3 Replies Latest reply on Apr 26, 2013 3:17 PM by A.T. Romano

    Very Poor DVD Quality From HD Source - What Gives?

    clanderson00 Level 1

      I'm getting very poor DVD quality from a 1080p source - I've selected the highest bitrate and resolution settings available for standard DVD, and it's still horrible.

      I get MUCH better quality using software like IMGBurn.. What's the deal?


      I feel like, "Why did I pay for this product?"...

        • 1. Re: Very Poor DVD Quality From HD Source - What Gives?
          A.T. Romano Level 7



          What version of Premiere Elements are you using?


          What is your project preset and what are the properties of your source media (1920 x 1080 @ 29.97 progressive frames per second or other). Are you making any Field Options adjustments in the editing process before burn to?


          What does the Timeline content look like quality wise during playback of the Timeline content in the Edit Mode Monitor prior to burn to? Is there a colored line over the Timeline content prior to going to the burn to area? If so, what color?


          In what way is the DVD quality poor...clarity, jerky, other.


          You say that you "get MUCH better quality using software like IMGBurn". Could you confirm the route? Are you

          a. burning your 1080p Timeline to Folder in Premiere Elements (Widescreen)

          and then

          b. taking the VIDEO_TS from that Folder and taking the VIDEO_TS to DVD-VIDEO Widescreen on DVD disc with the ImgBurn software?
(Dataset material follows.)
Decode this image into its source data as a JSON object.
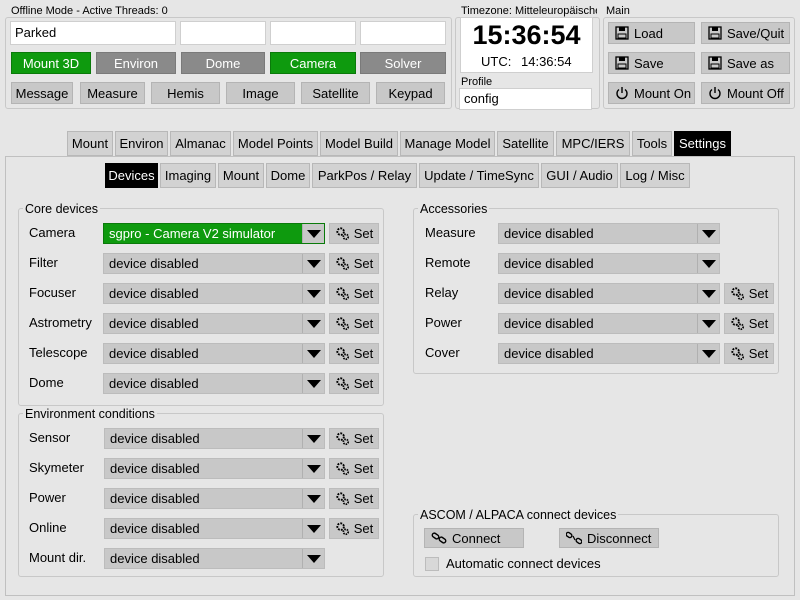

          • 2. Re: Very Poor DVD Quality From HD Source - What Gives?
            clanderson00 Level 1

            I just spent 30-45 minutes on support with someone who knew nothing about what they were doing, controlling my screen the whole time. I finally gave up and left the chat, this is outrageous. Not even decent support for their products!


            I'm using Premiere Elements 11



            The DVD burned with PE11 is very low resolution (although obviously not going to be HD), sometimes looks like there are three or four images layered unevenly on top of eachother, but mostly terrible clarity.. I'll burn a copy (and not throw it away this time) and post images for reference.


            As for burning with IMGBurn, the process I use is as follows:

            1. Edit using PE11
            2. Export to HD 720p 30 MPEG using PE11
            3. Import the MPEG to DVD Flick
            4. Max out settings for SD DVD in DVD Flick
            5. Select "Burn" in DVD Flick, which first renders the project, then opens up IMGBurn to burn the actual DVD
            • 3. Re: Very Poor DVD Quality From HD Source - What Gives?
              A.T. Romano Level 7



              Thanks for the follow up. Let us see what we can do.


              Typically this type of issue revolves around the source media being interlaced and having a Field Order of Upper Field First (aka Top Field First); whereas the DVD-VIDEO format on DVD disc is characterized by interlaced and having a Field Order of Lower Field First (aka Bottom Field First). Therefore it is important at the onset to rule in or out such factors in the poor results that you are getting.


              Approach 1:


              1. Select a project preset that was designed to reverse the Field Order automatically from Upper Field First to Lower Field First. In this instance, the project preset choice would be:


              Hard Disk, Flash Memory Camcorders

              HD 1080i(60i)

              You would then open to the workplace, DO NOT APPLY Field Options REVERSE FIELD DOMINANCE, render the Timeline by pressing the Enter Key of the computer main keyboard, check out the quality of the playback of the Timeline content in the monitor. And, then proceed to Disc Menus, followed by Publish+Share/Disc/DVD for the burn to DVD-VIDEO widescreen on DVD disc.


              Approach 2:

              1. Use a "regular" project preset, in this case,




              Then, if necessary, when you have the video on the Timeline apply Field Options Reverse Field Dominance and/or explore the other options there before moving onward to burn to.


              Assure that you are dealing with the project preset that you want. Premiere Elements 11 was designed to set the project preset for you. Typically it does a good job with HD footage, not so with SD footage. Check your project settings in Edit Menu/Project Settings. If any doubt, set your project setting the good old fashion (do it yourself ) way. File Menu/New/Project, select your project preset, assure that you have a check mark next to "Force this Project setting on this project", and click OK. Then use Add Media to import your source media into the project.


              However and a big however at that is that in your initial post you say that you are working with 1080p, progressive video. So, is your 1440 x 1080 HD anamorphic 16:9 @ 29.97 progressive frames per second or 29.97 interlaced frames per second? Are we talking about progressive wrapped in interlaced? Interlaced (fields) vs Progressive (no fields) puts a different light on this.


              Depending on the circumstances, you might want to look at the project preset




              DSLR 1080p30 @29.97

              At this point, best set by you rather than the program.


              The project preset typically determines the space in the Edit Mode Monitor for editing purposes and the DVD Menus available when you get to Disc Menus, but I have found the project preset to have subtle affects on the project settings as well.


              Please review and then we can consider what next if you want to proceed.